India’s Ambassador to the WTO, Jayant Dasgupta, said that the developed countries were now aggressively pushing new rules in trade facilitation which would result mainly in facilitating more imports into rather than exports for developing countries. That would also be costly and the promised funding is not forthcoming.
The developed countries were also pushing for other new ways to open up developing countries’ industrial markets through a second Information Technology Agreement and tariff elimination of what is termed environmental goods, with a wide definition of both, thus involving many sectors and goods.
And after that, we can expect more pressures to negotiate new issues in the agenda for a new round, he said. At the same time, the developed countries will not accept cuts in their agricultural subsidies nor in providing greater market access, thus their proposals would lead to even more unfair balance.
Dasgupta stressed that the WTO really faces a crisis of reconciling the different demands and ambitions of countries which have up to $80,000 per capita income and those with as low as $500 per capita income.
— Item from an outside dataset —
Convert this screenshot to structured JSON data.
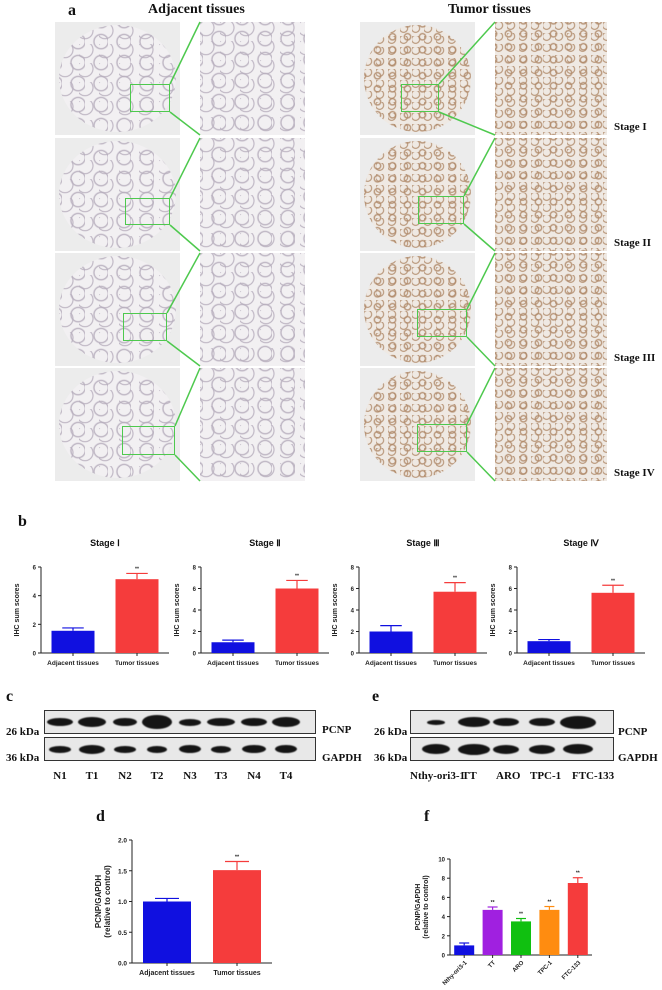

"How do we reconcile these? How do we reconcile the development needs, the aspirations, the pressing need of providing employment? ... We need to look at trade not only from the mercantilist angle of more profits but through the prism of social justice," he said.
Ambassador Angelica Navarro of Bolivia advocated a fair, balanced multilateralism where everyone has a say on an equal footing, but the reality is different.
We started this century with a mirage, the idea of development and re-balancing the trade system at the centre of the WTO but now we realise that those promises were nothing more than a means to ensure greater opening of our markets, she said.
In her view, the impasse is due to the lack of a political will to ensure the multilateral trade system is adjusted in favour of the poorest. Trade agreements must not impose conditions that have adverse effects on human rights and the environment, and must not bring an end to the values of our societies.
Ambassador Faizel Ismail of South Africa gave a critique of the concept of Global Value Chains that was being advocated in the WTO by those who want to promote further trade liberalisation in developing countries.
He said this argument is flawed and does not offer a way out of the current crisis. He proposed a different dialogue, to base the system on fair trade, equal opportunities, and building the developing countries” capacity to produce and export.
The rules should be fair and allow for development. It should not close off opportunities for development and policy space. It should be inclusive and allow for the participation of countries.
He criticised the promotion of the plurilateral route, where some countries negotiate new rules and then try to impose these on to the rest. This is not a correct principle for multilateralism, he stressed.
Other speakers on the panel were Andrew Cornford, a finance expert who was concerned about how the WTO’s services rules may hinder countries from having stronger financial regulations that are needed in the crisis, and Deborah James of the OWISFS network, who called for mechanisms for developing countries and development oriented NGOs to participate in the discussions on the future of the trade system, instead of giving opportunities mainly to the leaders of big business concerns.